The leader of the coup which ousted Guinea’s President Alpha Condé has said a new “union” government would be formed in weeks.
Col Mamady Doumbouya told ministers who served in Mr Condé’s government that there would be no witch-hunt against former officials.
President Condé remains in detention, but his fate is unclear.
The UN, African Union, and regional body Ecowas have condemned the coup and called for a return to civilian rule.
“I strongly condemn any takeover of the government by force of the gun and call for the immediate release of President Alpha Condé,” UN Secretary-General António Guterres tweeted.
After hours of gunfire on Sunday, the streets of the capital, Conakry, are reported to be quiet, but it remains unclear if the entire military backs the coup.
Col Doumbouya, who heads the army’s special forces unit, did not say on Monday when the new government would be in place.
“A consultation will be launched to set down the broad parameters of the transition, and then a government of national union will be established to steer the transition,” he said in his statement.
He told former ministers that they could not leave the country and had to hand over their official vehicles to the military.
Col Doumbouya also urged mining companies to continue their operations in the country, adding that they would be exempt from the ongoing nationwide curfew.
Guinea is one of the world’s biggest suppliers of bauxite, a necessary component of aluminum. Following the coup, prices of aluminum climbed to their highest in more than a decade due to concerns over supplies.
How did the coup happen?
In a broadcast on state TV on Sunday night, a group of soldiers announced the dissolution of the constitution, the closure of the borders and a nationwide curfew.
They said regional governors had been replaced by military commanders, and the ousted 83-year-old president was safe but in detention.
Col Doumbouya said his soldiers had seized power because they wanted to end rampant corruption and mismanagement.
President Condé was re-elected for a controversial third term in office amid violent protests last year.
The veteran opposition leader was first elected in 2010 in the country’s first democratic transfer of power. Despite overseeing some economic progress, he has since been accused of presiding over numerous human rights abuses and harassment of his critics.
After the coup was announced, hundreds of residents poured into the streets of Conakry to celebrate the takeover, climbing on to military vehicles to greet soldiers draped with Guinean flags.
Mamoudou Nagnalen Barry, a founding member of the opposition FNDC (National Front for the Defence of the Constitution), told the BBC that he had mixed emotions about the coup, but that he mostly welcomed it.
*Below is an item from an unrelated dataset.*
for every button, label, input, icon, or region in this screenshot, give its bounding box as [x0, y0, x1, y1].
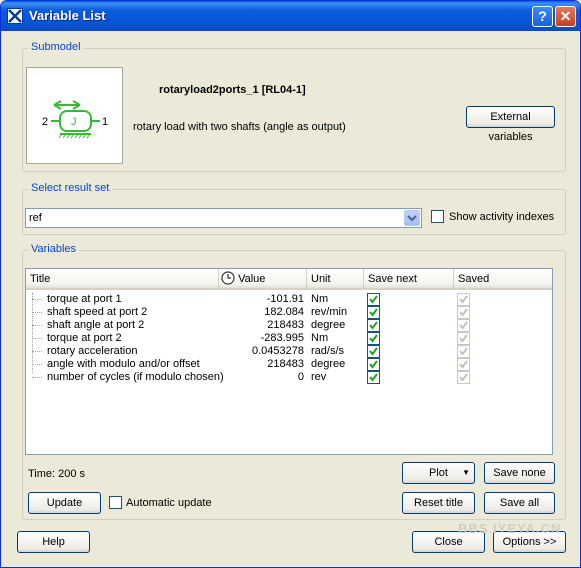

“I will say that I’m sadly happy with what happened,” he said.
“We don’t want to be happy with a coup, but in certain circumstances like [the ones] in Guinea now, we will say we are really happy with what is happening because, without that, the country will be stuck in [the] endless power of one person who wants to stay in power forever.”
Mr. Barry added he hoped the soldiers would hand power back to civilians.
Guinea’s coup is the fourth time West Africa has witnessed an attempt to undermine democracy in the region since August 2020. There have been two military takeovers in Mali and a failed attempt in Niger.